Alternatively, if you would not want to authenticate the users individually, you'd use the shared accounts you mentioned in your original post, and create a shared user in SASMC. This user would use the DBMS' user ID. The individual users would then have to be added to that shared user ID (as members). In this scenario, only the shared account would be authenticated, not the individual user.
If you create/work with metadata, as described above, you'd have more control over the "who, where and when". Auditing, logging would provide you with more details on what your users are doing.
"Directing"/setting up authentication might be easier as you'd have more control.
Examples for authentication mechanism
LDAP
Thanks
Anja
If your SAS servers run on Windows and you are using SAS/ACCESS to ODBC then its pretty simple to do Windows Authentication:
You can avoid the ODBC Administrator as well by specifying everything in a connection string like this:
http://support.sas.com/kb/52/777.html
If you are using Unix then the set up is harder as you need to customise an ODBC.INI file. Oracle set up is trickier too and depends if you are using SAS/ACCESS to ODBC or not.
It is also easy to set up ODBC connections in SMC by adding the connection strings to ODBC servers set up under the Server Manager. This is the best practice approach for SAS Server environments.
Thanks for your reply. we are right now running on unix (applications server) and the clients are running on windows. We have SAS/ACCESS to ODBC.
How are you authenticating to the Unix SAS App servers? Are you doing AD authentication there? I think you need LDAP configured for that but I'm not an expert in this area. If you've already got it going for SAS client connections then I suspect it will be a lot easier to delegate that to ODBC connections.
there is no ad users on unix. the ad user are translated to a shared user. security is however based on AD
I think manual login is the easiest solution as we use shared users (workspace context) for our users. Do you have abn example on how to set it up?
Hi,
One of the things you mentioned is
"the ad user are translated to a shared use", and "I prefer that the users sign manual up every time they use an authdomain", and "access to raw data".
First question:
How are your users currently reading these raw data into SAS/access the raw data?
Via BASE SAS, EGuide, DI?
One the raw data is imported and data sets are created, are the data sets stored in metadata libraries?
Since you mentioned SASMC, I assume that all your users are registered in Metadata, and that your libraries are created in metadata and tables are registered, folders have been created?
If this is the case, your users generally authenticate through the DefaultAuth, whether the authentication behind the scenes is AD or any other direct or indirect authentication.
The DefaultAuth defaults to the Metadata Server and the SAS servers it is using, such as Workspace Server.

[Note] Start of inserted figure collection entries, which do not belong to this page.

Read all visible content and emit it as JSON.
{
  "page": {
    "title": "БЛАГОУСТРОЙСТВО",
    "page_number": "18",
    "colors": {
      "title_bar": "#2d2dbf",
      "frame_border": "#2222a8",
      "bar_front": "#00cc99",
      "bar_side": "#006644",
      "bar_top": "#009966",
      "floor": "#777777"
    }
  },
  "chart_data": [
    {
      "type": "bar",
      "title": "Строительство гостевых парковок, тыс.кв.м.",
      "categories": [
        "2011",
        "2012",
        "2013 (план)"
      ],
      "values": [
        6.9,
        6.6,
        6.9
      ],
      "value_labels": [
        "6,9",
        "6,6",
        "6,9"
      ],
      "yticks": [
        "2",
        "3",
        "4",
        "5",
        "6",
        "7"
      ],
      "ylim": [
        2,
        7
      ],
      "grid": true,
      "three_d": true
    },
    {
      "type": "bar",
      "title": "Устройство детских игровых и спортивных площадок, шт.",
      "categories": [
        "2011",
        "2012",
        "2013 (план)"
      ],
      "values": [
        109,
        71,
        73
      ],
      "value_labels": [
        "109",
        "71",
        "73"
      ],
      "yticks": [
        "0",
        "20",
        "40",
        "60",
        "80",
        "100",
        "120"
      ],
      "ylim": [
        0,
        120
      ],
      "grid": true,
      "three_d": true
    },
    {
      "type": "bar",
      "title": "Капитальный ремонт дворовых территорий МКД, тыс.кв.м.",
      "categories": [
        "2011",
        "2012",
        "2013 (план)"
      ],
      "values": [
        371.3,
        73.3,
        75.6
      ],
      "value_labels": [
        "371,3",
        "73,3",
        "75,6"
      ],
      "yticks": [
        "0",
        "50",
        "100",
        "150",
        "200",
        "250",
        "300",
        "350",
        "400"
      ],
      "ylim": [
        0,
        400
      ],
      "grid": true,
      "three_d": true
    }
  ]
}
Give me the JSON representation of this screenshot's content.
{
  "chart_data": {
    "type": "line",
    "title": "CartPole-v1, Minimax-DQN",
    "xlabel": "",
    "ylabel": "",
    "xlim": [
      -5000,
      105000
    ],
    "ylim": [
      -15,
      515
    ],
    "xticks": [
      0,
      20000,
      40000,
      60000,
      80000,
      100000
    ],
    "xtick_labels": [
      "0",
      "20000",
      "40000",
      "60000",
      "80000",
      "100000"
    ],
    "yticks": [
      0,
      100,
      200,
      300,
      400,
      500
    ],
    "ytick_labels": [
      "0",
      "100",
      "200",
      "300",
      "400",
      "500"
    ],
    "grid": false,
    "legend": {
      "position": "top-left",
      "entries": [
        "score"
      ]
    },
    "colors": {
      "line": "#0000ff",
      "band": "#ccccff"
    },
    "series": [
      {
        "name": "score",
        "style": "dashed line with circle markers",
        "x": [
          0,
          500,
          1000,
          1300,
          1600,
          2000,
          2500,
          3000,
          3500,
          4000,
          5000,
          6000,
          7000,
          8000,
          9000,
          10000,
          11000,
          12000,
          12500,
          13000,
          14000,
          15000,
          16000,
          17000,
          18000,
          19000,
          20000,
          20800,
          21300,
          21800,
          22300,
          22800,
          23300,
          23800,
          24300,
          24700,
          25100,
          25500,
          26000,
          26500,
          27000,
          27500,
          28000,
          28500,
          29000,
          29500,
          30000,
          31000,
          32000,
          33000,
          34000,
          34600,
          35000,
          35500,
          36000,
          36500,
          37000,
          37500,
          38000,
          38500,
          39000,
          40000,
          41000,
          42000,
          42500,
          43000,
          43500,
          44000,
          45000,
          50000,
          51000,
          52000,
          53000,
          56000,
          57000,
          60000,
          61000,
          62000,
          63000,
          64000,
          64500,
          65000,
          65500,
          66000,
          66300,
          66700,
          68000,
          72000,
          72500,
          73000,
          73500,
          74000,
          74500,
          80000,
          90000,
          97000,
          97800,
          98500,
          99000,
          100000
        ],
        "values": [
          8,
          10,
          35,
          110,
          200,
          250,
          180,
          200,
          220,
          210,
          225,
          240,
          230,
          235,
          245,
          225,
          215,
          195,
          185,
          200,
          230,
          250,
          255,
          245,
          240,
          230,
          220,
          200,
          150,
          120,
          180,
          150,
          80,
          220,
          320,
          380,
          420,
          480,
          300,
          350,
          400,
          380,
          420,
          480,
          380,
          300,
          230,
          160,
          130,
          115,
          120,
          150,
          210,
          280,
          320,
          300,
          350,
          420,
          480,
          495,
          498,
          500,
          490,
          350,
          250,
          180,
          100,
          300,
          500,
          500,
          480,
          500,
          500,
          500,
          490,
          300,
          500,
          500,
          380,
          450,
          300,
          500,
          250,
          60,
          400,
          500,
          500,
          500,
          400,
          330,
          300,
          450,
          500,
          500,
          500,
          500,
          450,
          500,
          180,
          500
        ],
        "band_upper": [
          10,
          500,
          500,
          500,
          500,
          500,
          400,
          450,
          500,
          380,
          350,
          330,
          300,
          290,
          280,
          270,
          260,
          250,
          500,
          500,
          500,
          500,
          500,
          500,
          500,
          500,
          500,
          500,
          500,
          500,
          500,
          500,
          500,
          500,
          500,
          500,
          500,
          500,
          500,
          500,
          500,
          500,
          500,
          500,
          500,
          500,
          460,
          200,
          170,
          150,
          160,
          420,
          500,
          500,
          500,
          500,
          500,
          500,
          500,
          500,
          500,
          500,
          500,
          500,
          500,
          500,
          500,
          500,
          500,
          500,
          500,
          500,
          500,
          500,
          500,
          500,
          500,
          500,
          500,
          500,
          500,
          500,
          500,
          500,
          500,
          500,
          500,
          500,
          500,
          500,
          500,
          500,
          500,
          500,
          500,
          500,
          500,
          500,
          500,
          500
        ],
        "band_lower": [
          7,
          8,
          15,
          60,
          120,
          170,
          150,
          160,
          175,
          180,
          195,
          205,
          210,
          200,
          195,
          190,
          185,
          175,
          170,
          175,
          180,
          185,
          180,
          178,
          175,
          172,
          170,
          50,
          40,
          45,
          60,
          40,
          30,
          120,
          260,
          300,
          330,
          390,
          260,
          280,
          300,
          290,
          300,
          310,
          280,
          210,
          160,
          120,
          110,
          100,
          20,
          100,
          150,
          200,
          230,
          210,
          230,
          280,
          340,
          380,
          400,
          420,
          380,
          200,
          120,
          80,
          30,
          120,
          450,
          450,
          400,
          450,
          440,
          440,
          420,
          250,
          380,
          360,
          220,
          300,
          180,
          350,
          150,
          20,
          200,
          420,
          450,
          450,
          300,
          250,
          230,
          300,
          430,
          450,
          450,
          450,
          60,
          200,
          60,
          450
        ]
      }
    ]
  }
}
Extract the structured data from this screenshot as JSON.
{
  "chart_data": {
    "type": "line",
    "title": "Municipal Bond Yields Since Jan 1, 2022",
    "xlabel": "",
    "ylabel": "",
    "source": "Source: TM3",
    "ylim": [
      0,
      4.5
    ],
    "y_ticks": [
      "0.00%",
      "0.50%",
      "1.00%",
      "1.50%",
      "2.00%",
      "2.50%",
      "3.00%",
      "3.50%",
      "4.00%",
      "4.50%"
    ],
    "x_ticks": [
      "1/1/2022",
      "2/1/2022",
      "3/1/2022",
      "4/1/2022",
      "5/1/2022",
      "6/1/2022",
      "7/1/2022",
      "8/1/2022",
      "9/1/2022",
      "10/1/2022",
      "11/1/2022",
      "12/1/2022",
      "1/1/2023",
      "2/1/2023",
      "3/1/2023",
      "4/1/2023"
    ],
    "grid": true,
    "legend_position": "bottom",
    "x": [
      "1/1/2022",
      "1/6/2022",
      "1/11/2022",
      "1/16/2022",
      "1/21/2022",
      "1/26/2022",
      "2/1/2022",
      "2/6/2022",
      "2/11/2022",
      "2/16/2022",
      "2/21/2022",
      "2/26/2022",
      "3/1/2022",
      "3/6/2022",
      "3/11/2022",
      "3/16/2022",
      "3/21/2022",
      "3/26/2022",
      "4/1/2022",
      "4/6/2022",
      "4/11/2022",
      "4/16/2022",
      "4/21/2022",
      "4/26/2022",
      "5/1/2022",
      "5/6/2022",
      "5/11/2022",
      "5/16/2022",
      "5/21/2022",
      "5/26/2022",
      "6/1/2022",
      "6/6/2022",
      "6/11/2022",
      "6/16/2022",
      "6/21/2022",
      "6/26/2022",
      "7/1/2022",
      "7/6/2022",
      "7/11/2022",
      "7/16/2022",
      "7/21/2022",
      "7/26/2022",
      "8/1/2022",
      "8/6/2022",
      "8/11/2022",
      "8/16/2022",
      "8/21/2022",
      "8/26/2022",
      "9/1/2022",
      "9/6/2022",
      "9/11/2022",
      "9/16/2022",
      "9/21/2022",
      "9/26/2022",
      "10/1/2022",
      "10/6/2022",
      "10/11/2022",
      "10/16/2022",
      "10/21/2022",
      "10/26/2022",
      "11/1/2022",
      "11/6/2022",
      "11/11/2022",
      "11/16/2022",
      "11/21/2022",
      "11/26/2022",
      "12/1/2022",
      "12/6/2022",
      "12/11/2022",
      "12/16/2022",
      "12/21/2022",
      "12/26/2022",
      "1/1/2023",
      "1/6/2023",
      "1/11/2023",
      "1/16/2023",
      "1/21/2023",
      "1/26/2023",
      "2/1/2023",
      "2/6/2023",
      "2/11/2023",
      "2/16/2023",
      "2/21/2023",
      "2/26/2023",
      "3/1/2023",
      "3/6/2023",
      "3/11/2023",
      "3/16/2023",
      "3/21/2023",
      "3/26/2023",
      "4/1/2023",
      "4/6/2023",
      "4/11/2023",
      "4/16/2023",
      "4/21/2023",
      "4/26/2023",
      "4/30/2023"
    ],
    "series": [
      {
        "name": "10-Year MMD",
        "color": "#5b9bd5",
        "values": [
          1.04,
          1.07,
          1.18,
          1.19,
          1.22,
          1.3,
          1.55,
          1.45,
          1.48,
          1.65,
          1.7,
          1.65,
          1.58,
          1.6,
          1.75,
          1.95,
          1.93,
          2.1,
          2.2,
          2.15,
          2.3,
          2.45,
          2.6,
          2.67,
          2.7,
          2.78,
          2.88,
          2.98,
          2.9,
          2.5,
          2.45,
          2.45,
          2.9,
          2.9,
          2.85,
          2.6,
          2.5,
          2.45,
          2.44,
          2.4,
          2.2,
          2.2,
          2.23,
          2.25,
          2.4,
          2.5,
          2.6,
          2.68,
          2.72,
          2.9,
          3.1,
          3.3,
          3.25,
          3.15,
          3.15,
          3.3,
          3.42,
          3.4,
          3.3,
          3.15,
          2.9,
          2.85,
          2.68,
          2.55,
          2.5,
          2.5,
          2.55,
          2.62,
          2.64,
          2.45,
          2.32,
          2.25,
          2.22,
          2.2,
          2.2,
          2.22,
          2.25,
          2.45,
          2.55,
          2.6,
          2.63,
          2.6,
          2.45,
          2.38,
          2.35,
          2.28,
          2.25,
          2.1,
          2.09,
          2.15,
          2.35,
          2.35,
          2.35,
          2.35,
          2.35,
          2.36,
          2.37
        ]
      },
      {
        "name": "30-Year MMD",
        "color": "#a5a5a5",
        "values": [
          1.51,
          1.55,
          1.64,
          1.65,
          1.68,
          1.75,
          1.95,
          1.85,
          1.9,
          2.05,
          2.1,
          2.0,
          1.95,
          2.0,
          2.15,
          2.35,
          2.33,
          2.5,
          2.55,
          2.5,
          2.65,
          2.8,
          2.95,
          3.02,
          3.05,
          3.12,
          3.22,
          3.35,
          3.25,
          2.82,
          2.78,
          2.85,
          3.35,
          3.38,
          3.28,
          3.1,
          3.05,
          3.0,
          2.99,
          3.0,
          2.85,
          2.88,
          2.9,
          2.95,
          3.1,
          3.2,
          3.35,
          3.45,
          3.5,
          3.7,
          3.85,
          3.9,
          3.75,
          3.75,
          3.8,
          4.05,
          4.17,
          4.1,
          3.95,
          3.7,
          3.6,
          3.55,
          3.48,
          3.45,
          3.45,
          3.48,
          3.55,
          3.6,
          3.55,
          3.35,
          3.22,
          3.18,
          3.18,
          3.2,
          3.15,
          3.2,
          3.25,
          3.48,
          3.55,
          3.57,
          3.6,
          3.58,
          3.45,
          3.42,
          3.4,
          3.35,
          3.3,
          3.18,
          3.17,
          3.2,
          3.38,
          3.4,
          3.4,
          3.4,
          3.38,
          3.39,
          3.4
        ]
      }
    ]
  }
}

If you have databases, such as Oracle, you can create additional Auth Domains in SASMC, such as OraAuth, using the DBMS userID and pwd for each DBMS connection.
Example: For each user ID, you'd either have to add an additional authentication domain, such as OraAuth, using their Oracle user ID.
This would authenticate each individual user. Whether they are prompted or not depends on whether passwords are stored in Metadata or not.
Alternatively, if you would not want to authenticate the users individually, you'd use the shared accounts you mentioned in your original post, and create a shared user in SASMC. This user would use the DBMS' user ID. The individual users would then have to be added to that shared user ID (as members). In this scenario, only the shared account would be authenticated, not the individual user.
If you create/work with metadata, as described above, you'd have more control over the "who, where and when". Auditing, logging would provide you with more details on what your users are doing.
"Directing"/setting up authentication might be easier as you'd have more control.
Examples for authentication mechanism
LDAP
Thanks
Anja
If you have the users defined in the Metadata against AUTHDOMAINS The users could manually update their passwords in the metadata with the SAS Personal Login Manager.